No idea…sorry… it appears that several programs try to use the same socket or that a program try to use at the same time the same socket for several point. That’s it ?
Try to restart your server.
Then try to connect with a telnet:
first local : telnet 127.0.0.1 num_port_nrpe (5666 default)
We are having the same problem on a Win2k/Exch2k3 box. Sometimes the NAGIOS agent starts fine, sometimes not. If we try to stop/restart the NAGIOS service, the service fails to stop.
nsclient runs fine on about 50 servers, with the socket error on 2. One is a Domain Controller and the other is a Citrix server. We have many DC’s and Citirx boxes that work fine with same setup. Edited Wed Nov 02 2005, 05:30PM ]
I’ve hear you say that a few times in various threads now Jakkedup. What have you against NRPE? I’m really curious.
Of course simply replacing the used software could fix the problem the TS has, but it’s not -the- solution is it? When your car won’t start you don’t simply change the whole engine either, do you?
If my car has square tires on it, I could either shave the tires to make them round, or I could fix the whole problem by replacing them with the correct/best tires I can find.

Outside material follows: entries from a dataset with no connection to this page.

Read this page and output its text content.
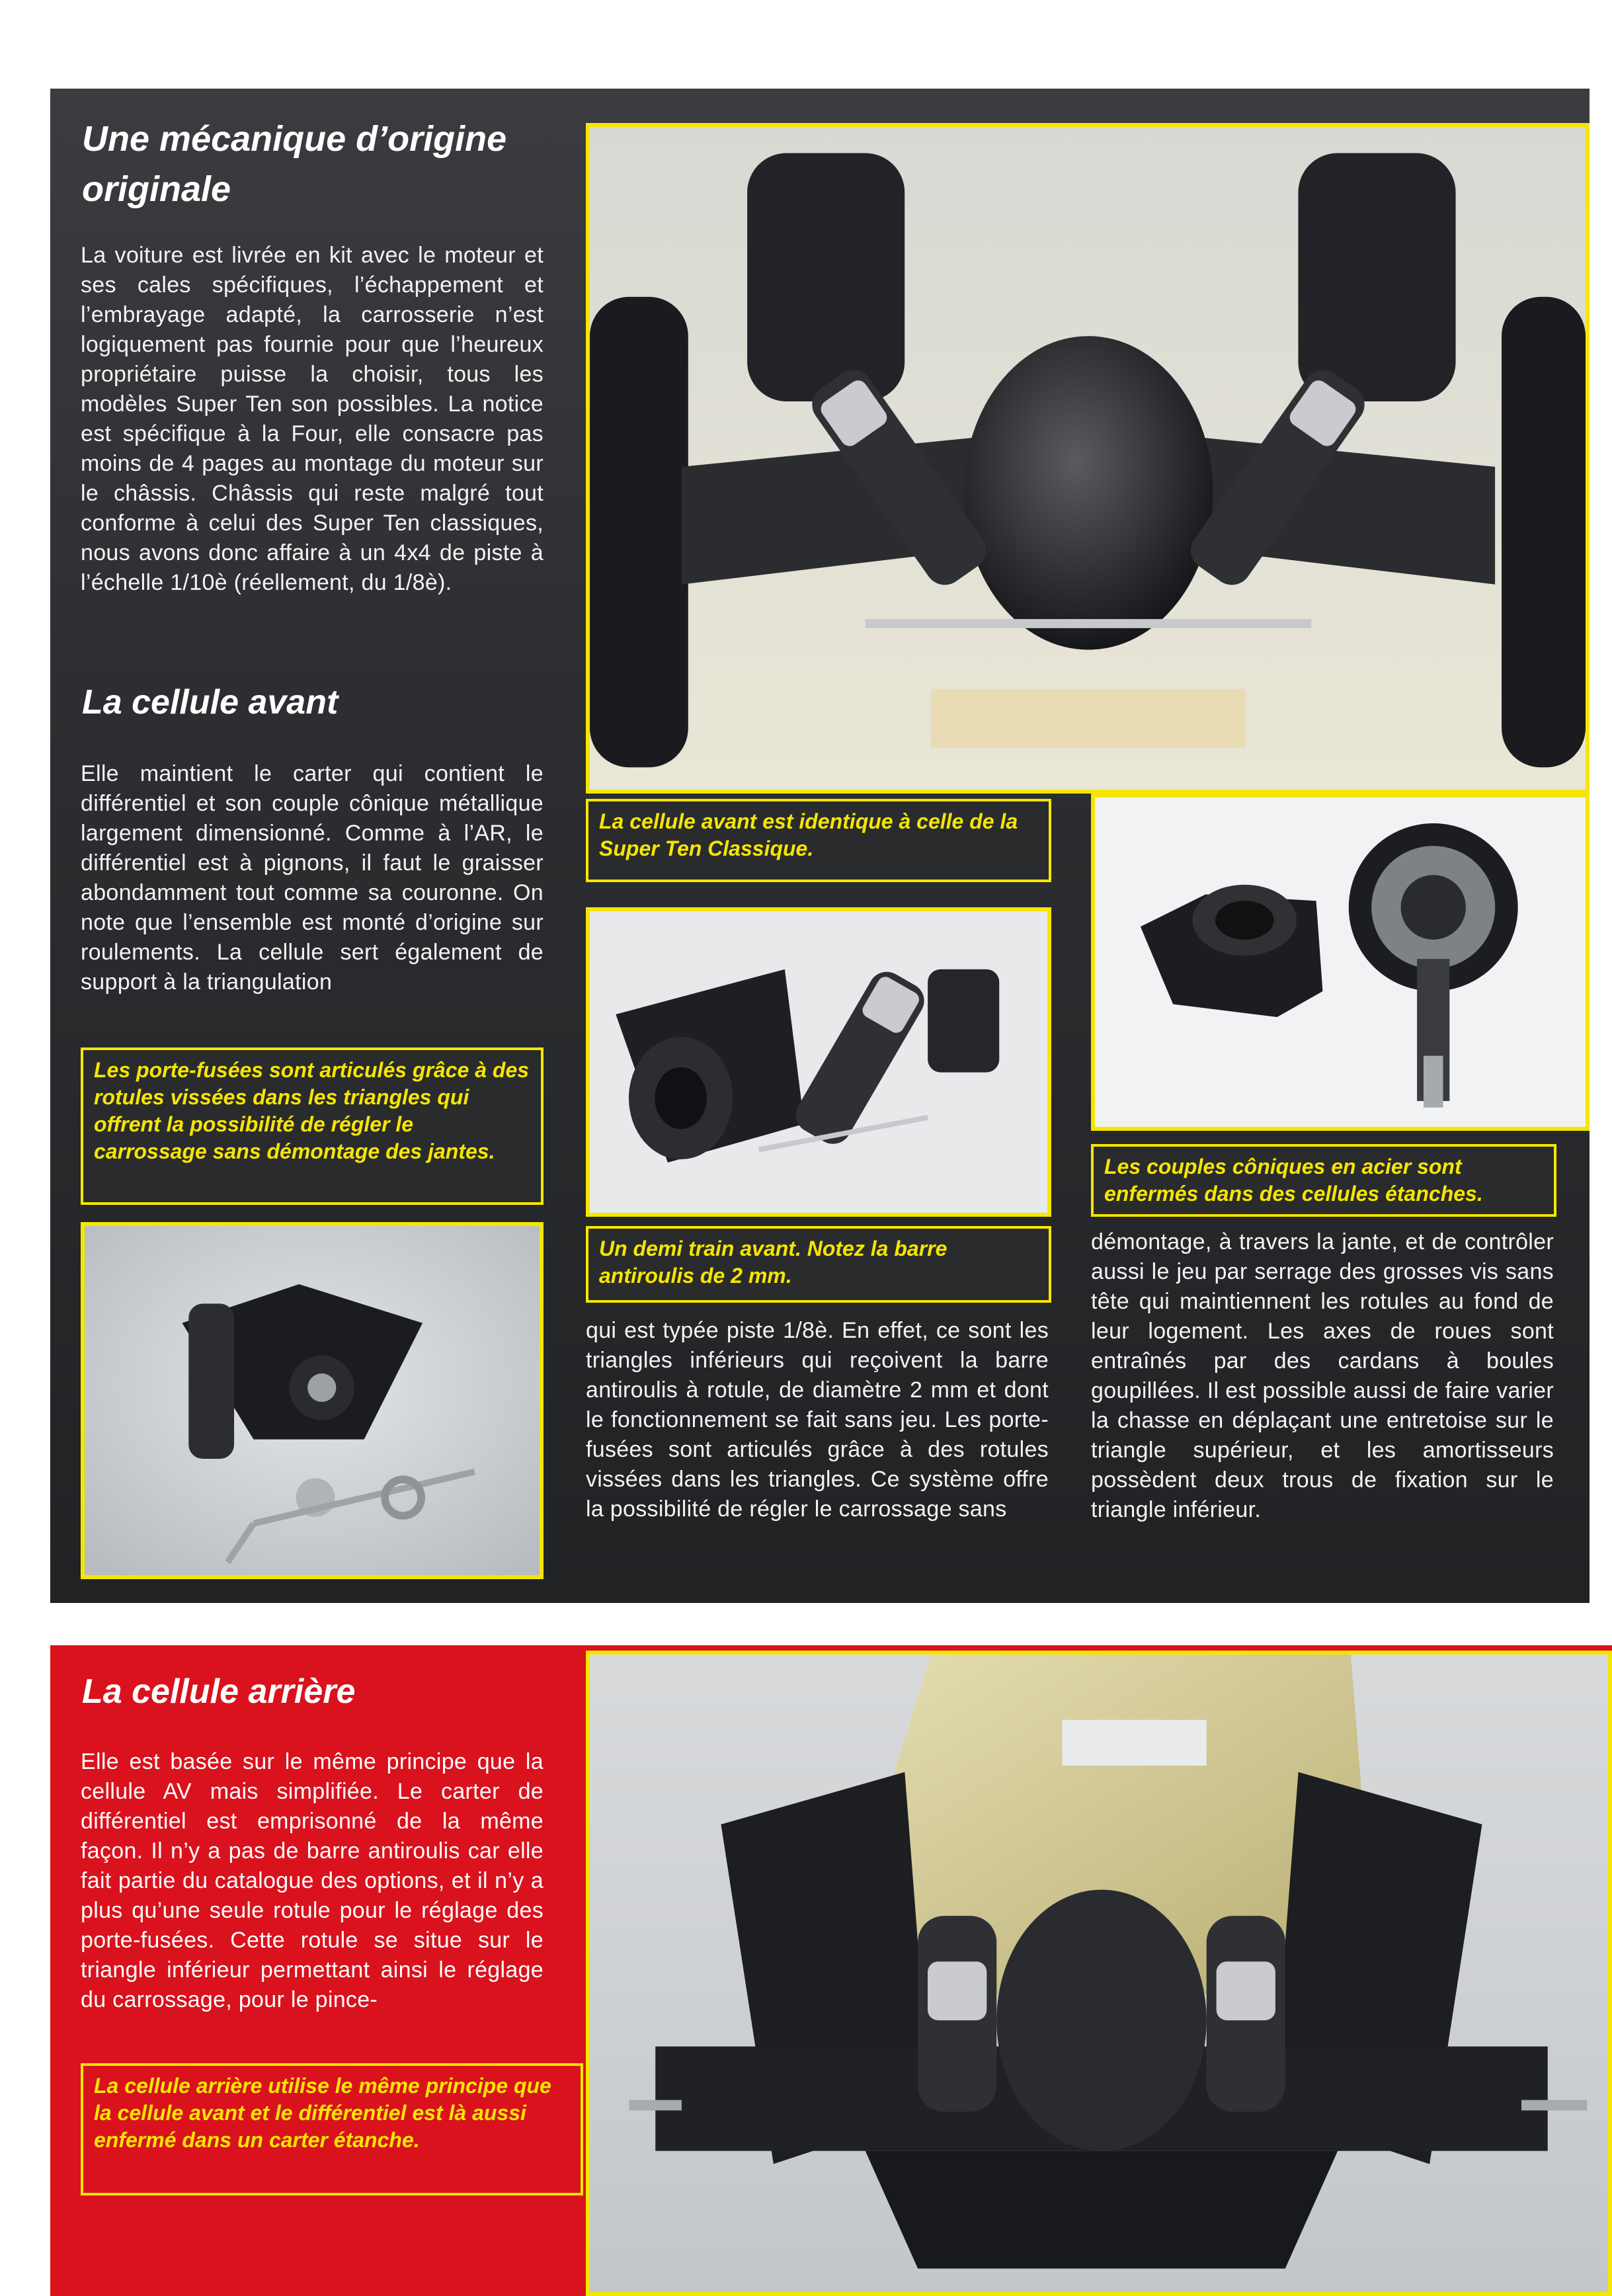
Une mécanique d’origine originale

La voiture est livrée en kit avec le moteur et ses cales spécifiques, l’échappement et l’embrayage adapté, la carrosserie n’est logiquement pas fournie pour que l’heureux propriétaire puisse la choisir, tous les modèles Super Ten son possibles. La notice est spécifique à la Four, elle consacre pas moins de 4 pages au montage du moteur sur le châssis. Châssis qui reste malgré tout conforme à celui des Super Ten classiques, nous avons donc affaire à un 4x4 de piste à l’échelle 1/10è (réellement, du 1/8è).

La cellule avant

Elle maintient le carter qui contient le différentiel et son couple cônique métallique largement dimensionné. Comme à l’AR, le différentiel est à pignons, il faut le graisser abondamment tout comme sa couronne. On note que l’ensemble est monté d’origine sur roulements. La cellule sert également de support à la triangulation

Les porte-fusées sont articulés grâce à des rotules vissées dans les triangles qui offrent la possibilité de régler le carrossage sans démontage des jantes.
La cellule avant est identique à celle de la Super Ten Classique.
Les couples côniques en acier sont enfermés dans des cellules étanches.
Un demi train avant. Notez la barre antiroulis de 2 mm.

qui est typée piste 1/8è. En effet, ce sont les triangles inférieurs qui reçoivent la barre antiroulis à rotule, de diamètre 2 mm et dont le fonctionnement se fait sans jeu. Les porte-fusées sont articulés grâce à des rotules vissées dans les triangles. Ce système offre la possibilité de régler le carrossage sans

démontage, à travers la jante, et de contrôler aussi le jeu par serrage des grosses vis sans tête qui maintiennent les rotules au fond de leur logement. Les axes de roues sont entraînés par des cardans à boules goupillées. Il est possible aussi de faire varier la chasse en déplaçant une entretoise sur le triangle supérieur, et les amortisseurs possèdent deux trous de fixation sur le triangle inférieur.

La cellule arrière

Elle est basée sur le même principe que la cellule AV mais simplifiée. Le carter de différentiel est emprisonné de la même façon. Il n’y a pas de barre antiroulis car elle fait partie du catalogue des options, et il n’y a plus qu’une seule rotule pour le réglage des porte-fusées. Cette rotule se situe sur le triangle inférieur permettant ainsi le réglage du carrossage, pour le pince-

La cellule arrière utilise le même principe que la cellule avant et le différentiel est là aussi enfermé dans un carter étanche.
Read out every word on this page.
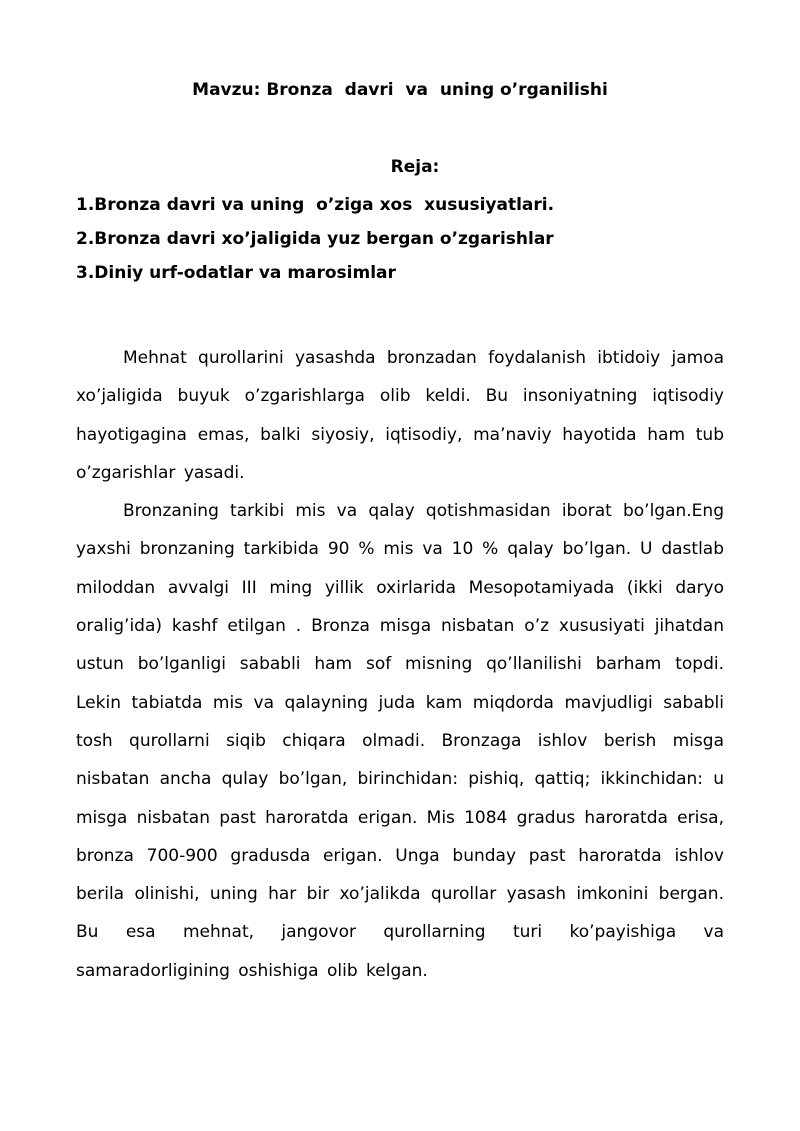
Mavzu: Bronza  davri  va  uning o’rganilishi
Reja:
1.Bronza davri va uning  o’ziga xos  xususiyatlari.
2.Bronza davri xo’jaligida yuz bergan o’zgarishlar
3.Diniy urf-odatlar va marosimlar

Mehnat qurollarini yasashda bronzadan foydalanish ibtidoiy jamoa xo’jaligida buyuk o’zgarishlarga olib keldi. Bu insoniyatning iqtisodiy hayotigagina emas, balki siyosiy, iqtisodiy, ma’naviy hayotida ham tub o’zgarishlar yasadi.

Bronzaning tarkibi mis va qalay qotishmasidan iborat bo’lgan.Eng yaxshi bronzaning tarkibida 90 % mis va 10 % qalay bo’lgan. U dastlab miloddan avvalgi III ming yillik oxirlarida Mesopotamiyada (ikki daryo oralig’ida) kashf etilgan . Bronza misga nisbatan o’z xususiyati jihatdan ustun bo’lganligi sababli ham sof misning qo’llanilishi barham topdi. Lekin tabiatda mis va qalayning juda kam miqdorda mavjudligi sababli tosh qurollarni siqib chiqara olmadi. Bronzaga ishlov berish misga nisbatan ancha qulay bo’lgan, birinchidan: pishiq, qattiq; ikkinchidan: u misga nisbatan past haroratda erigan. Mis 1084 gradus haroratda erisa, bronza 700-900 gradusda erigan. Unga bunday past haroratda ishlov berila olinishi, uning har bir xo’jalikda qurollar yasash imkonini bergan. Bu esa mehnat, jangovor qurollarning turi ko’payishiga va samaradorligining oshishiga olib kelgan.
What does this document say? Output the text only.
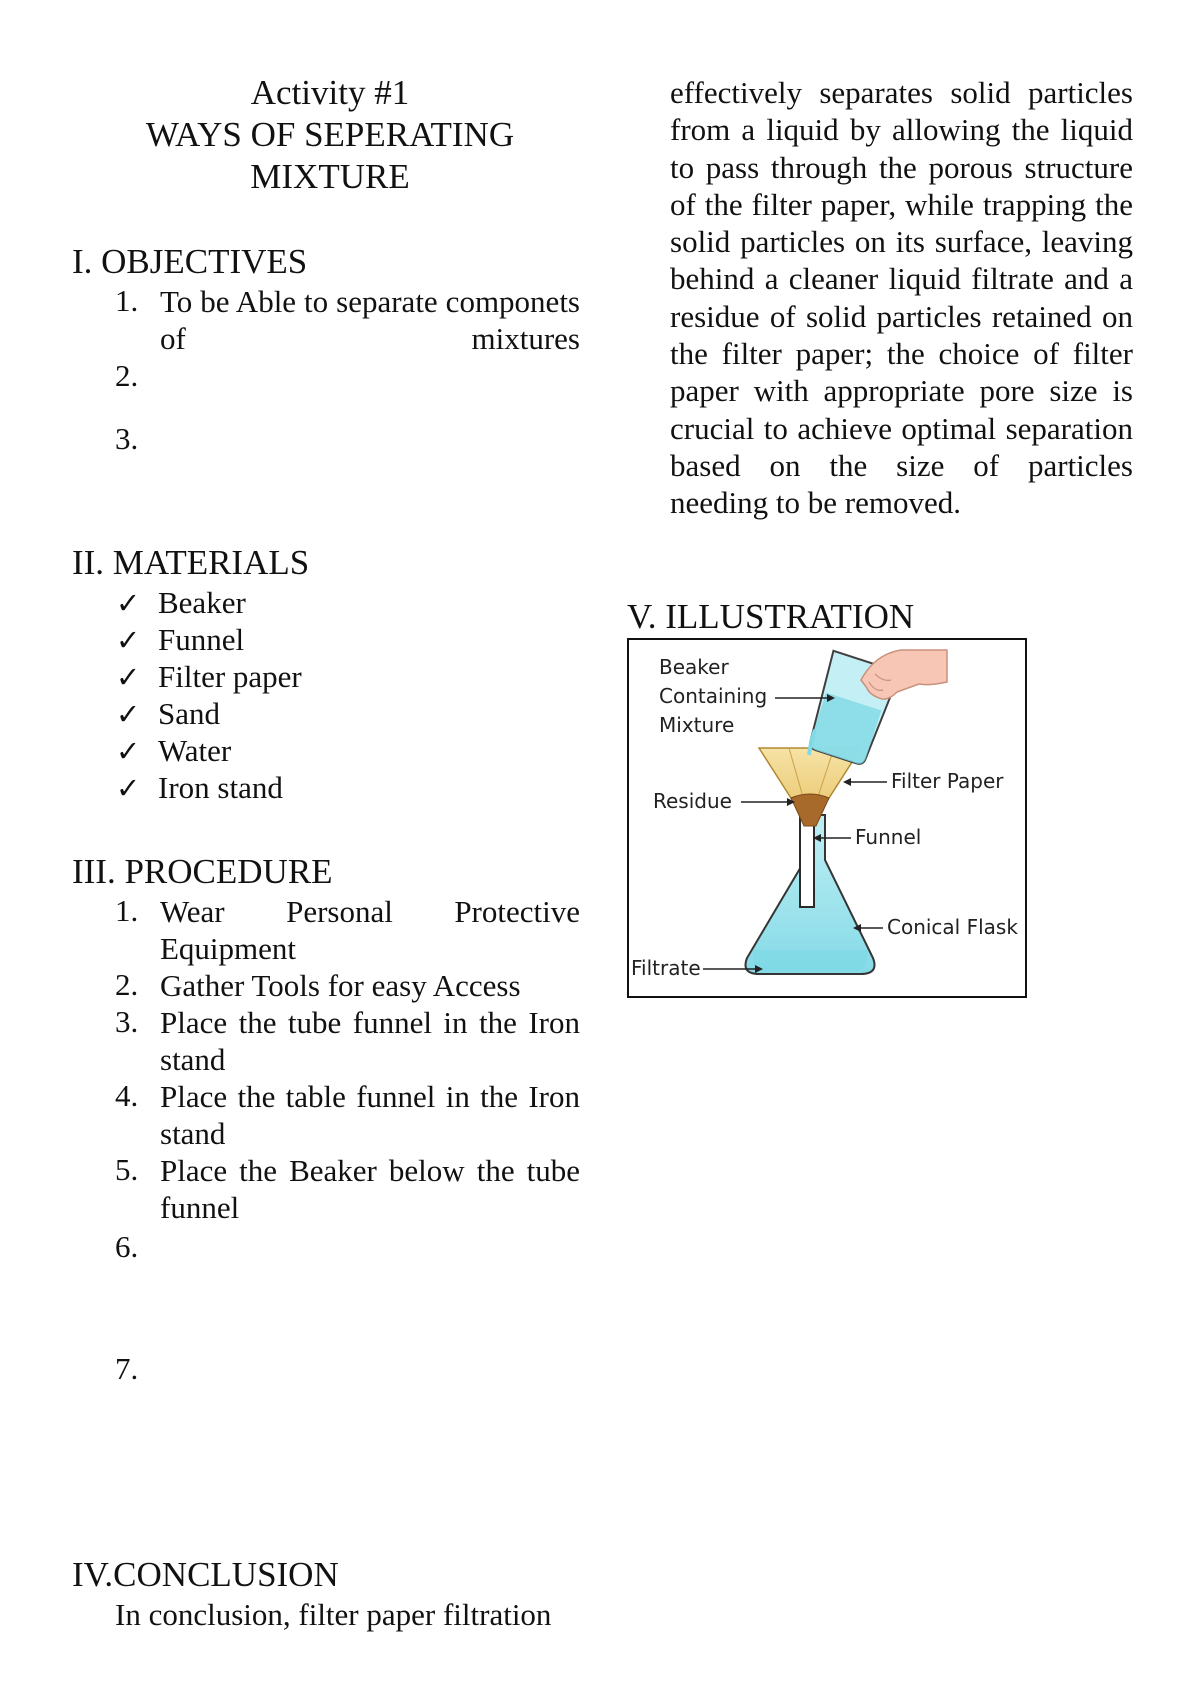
Activity #1
WAYS OF SEPERATING
MIXTURE
I. OBJECTIVES
1. To be Able to separate componets of mixtures
2.
3.
II. MATERIALS
✓ Beaker
✓ Funnel
✓ Filter paper
✓ Sand
✓ Water
✓ Iron stand
III. PROCEDURE
1. Wear Personal Protective Equipment
2. Gather Tools for easy Access
3. Place the tube funnel in the Iron stand
4. Place the table funnel in the Iron stand
5. Place the Beaker below the tube funnel
6.
7.
IV.CONCLUSION
In conclusion, filter paper filtration
effectively separates solid particles from a liquid by allowing the liquid to pass through the porous structure of the filter paper, while trapping the solid particles on its surface, leaving behind a cleaner liquid filtrate and a residue of solid particles retained on the filter paper; the choice of filter paper with appropriate pore size is crucial to achieve optimal separation based on the size of particles needing to be removed.
V. ILLUSTRATION
Beaker
Containing
Mixture
Filter Paper
Residue
Funnel
Conical Flask
Filtrate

The reason NRPE and other active check solutions are not good, is simply due to them being ACTIVE checks, plus the security factor. With NRPE types, the daemon is running on the remote system. Nagios has to login with the password, then it has to tell it what check to make. It then waits for the check results, then it has to process those results.
With a passive solution like nsca, everything is done for nagios without it’s intervention. Periodically nagios reads the external command file, when it has the time to do so, and like magic, there is already the complete output of a service check. All nagios has to do, is to process that output so you can see it.
In my case the problem is that mad.exe(and exchange process) has taken the port that nagios uses and is in a close_wait status. To fix this simply restart the Microsoft system attendant service and restart the server. I have this problem every once in a while and doing this has fixed it every time.